Whether scanner, IR transmitter, infrared camera ...
we will find the optimal optical filter
One of the primary goals in the development of image processing components or HMI (Human Machine Interfaces) is to achieve the best possible image contrast. Attempting to increase system performance in this regard by upgrading the "lighting" or "lens" components can significantly increase the cost of such a system. However, when the spectral characteristics of the object to be imaged are taken into account, it is found that optical filters can improve image quality with minimal impact on other design elements.
Transmission curves define optical filters
There is a range of filter types that are essentially defined by the structure of their transmission curves. Optical filters are devices that selectively transmit light of different wavelengths. Usually a glass or plastic window is installed in front of an electronic display or in the beam path. The panes are either dyed or coated to achieve the desired properties.

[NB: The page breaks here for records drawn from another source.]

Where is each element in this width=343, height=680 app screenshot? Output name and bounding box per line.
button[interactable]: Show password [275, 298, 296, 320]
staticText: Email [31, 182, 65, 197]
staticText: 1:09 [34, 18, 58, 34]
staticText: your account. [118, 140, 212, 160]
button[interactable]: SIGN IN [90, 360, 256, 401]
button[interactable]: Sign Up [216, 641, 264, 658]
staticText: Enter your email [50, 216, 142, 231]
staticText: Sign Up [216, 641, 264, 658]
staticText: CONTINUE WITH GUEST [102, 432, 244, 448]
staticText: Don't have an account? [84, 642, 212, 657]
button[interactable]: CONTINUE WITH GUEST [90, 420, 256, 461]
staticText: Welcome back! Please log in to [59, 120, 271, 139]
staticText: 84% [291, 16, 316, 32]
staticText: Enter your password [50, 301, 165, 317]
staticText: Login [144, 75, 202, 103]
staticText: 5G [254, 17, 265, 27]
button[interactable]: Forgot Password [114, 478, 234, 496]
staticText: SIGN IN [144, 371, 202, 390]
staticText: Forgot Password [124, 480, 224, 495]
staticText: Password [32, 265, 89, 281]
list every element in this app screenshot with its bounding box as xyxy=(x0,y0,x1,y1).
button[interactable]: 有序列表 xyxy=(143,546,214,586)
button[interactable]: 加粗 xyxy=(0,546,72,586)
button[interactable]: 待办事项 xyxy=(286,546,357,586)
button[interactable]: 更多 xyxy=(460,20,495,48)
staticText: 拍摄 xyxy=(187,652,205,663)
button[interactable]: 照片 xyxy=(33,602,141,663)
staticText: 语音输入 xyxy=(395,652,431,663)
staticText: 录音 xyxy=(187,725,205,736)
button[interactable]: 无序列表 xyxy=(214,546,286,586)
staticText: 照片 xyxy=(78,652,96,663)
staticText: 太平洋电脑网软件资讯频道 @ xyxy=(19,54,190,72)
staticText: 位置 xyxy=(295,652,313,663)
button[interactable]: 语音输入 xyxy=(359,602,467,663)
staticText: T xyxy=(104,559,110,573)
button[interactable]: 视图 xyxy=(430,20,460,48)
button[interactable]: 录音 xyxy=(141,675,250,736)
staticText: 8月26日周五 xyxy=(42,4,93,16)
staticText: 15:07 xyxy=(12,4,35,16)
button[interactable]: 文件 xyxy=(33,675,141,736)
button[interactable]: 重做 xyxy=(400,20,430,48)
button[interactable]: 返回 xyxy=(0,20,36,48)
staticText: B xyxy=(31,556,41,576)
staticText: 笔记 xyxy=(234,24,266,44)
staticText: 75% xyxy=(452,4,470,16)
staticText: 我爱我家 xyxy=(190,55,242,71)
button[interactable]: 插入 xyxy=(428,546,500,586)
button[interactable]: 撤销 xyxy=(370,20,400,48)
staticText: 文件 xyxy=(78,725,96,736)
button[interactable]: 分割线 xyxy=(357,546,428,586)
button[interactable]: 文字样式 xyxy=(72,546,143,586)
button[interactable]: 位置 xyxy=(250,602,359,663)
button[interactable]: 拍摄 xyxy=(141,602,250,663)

An optical filter can selectively transmit light in a specific wavelength range (colours), blocking or eliminating all other colours.
All kinds of optical filters - finding the right one for every application
The following types of optical filters in particular are used in industrial applications:
Absorbent filters are made of glass, PMMA or polycarbonate, to which various organic or inorganic additives have been added. These additives absorb the light of certain wavelengths while tranmis others.
Monochromatic filters made of colored glass, acrylic or polycarbonate allow light transmission only in a very narrow frequency or wavelength range (only one color).
The term "infrared filter" can be ambiguous, as it can be used for filters that transmit infrared light (and block other wavelengths / visible light) or absorb or reflect infrared light and transmit visible light.
When we talk about IR filters in our product documentation, it is always the former, i.e. filters that transmit infrared light and block the visible part of the light. (see LUXACRYL-IR)
Laser scanners and sensors require reduced light reflection, increased transmission and elimination of ambient light influences in order to optimize measurement and reading results. Likewise, open measuring and sensor units can be exposed to mechanical loads or aggressive substances that can have a lasting negative effect on their function.
ANTIFLEX®-2MC-AFP (crystal clear or in various shades of red) offers the perfect solution for high-quality scanner glass with maximum transmission and lowest residual reflection. This is precision cast acrylic with a multicoating on both sides that provides very low residual reflection and maximum transmission without compromising contour sharpness.
In addition, ANTIFLEX®-2MC-AFP is hard-coated on both sides with surface hardness increased to about 6-8 H. The front side has an anti-fingerprint coating to reduce fingerprints and facilitate cleaning.
ttv offers one of the world's largest portfolios of optical filters (glass, acrylic and polycarbonate) and most likely the right solution for the requirements of your specific application, too.
Frequently asked questions:
Which material is suitable for infrared applications?
All our acrylic glasses are transmittant up to approx. 2000 nm wavelength (except white tinted). The colour determines the wxct range where transmission is given. LUXACRYL®-IR, a black tinted acrylic glass, is suitable for pure IR applications. It blocks the visible light, but offers transmission in the near IR range up to approx. 1800 nm. LUXARYL-IR can also be produced with optical anti-reflection coating (multicoating) on request.
What type of cover glass do you recommend for scanners and sensors?
Our ANTIFLEX®-2MC-AFP offers highest possible transmission (>98%) combined with lowest possible reflection (<0.5% per side) to increase the accuracy of sensors and scanners and to minimize interference.
For wavelengths > 630 nm we also offer red colored ANTIFLEX-2MC-AFP to minimize interference of visible light.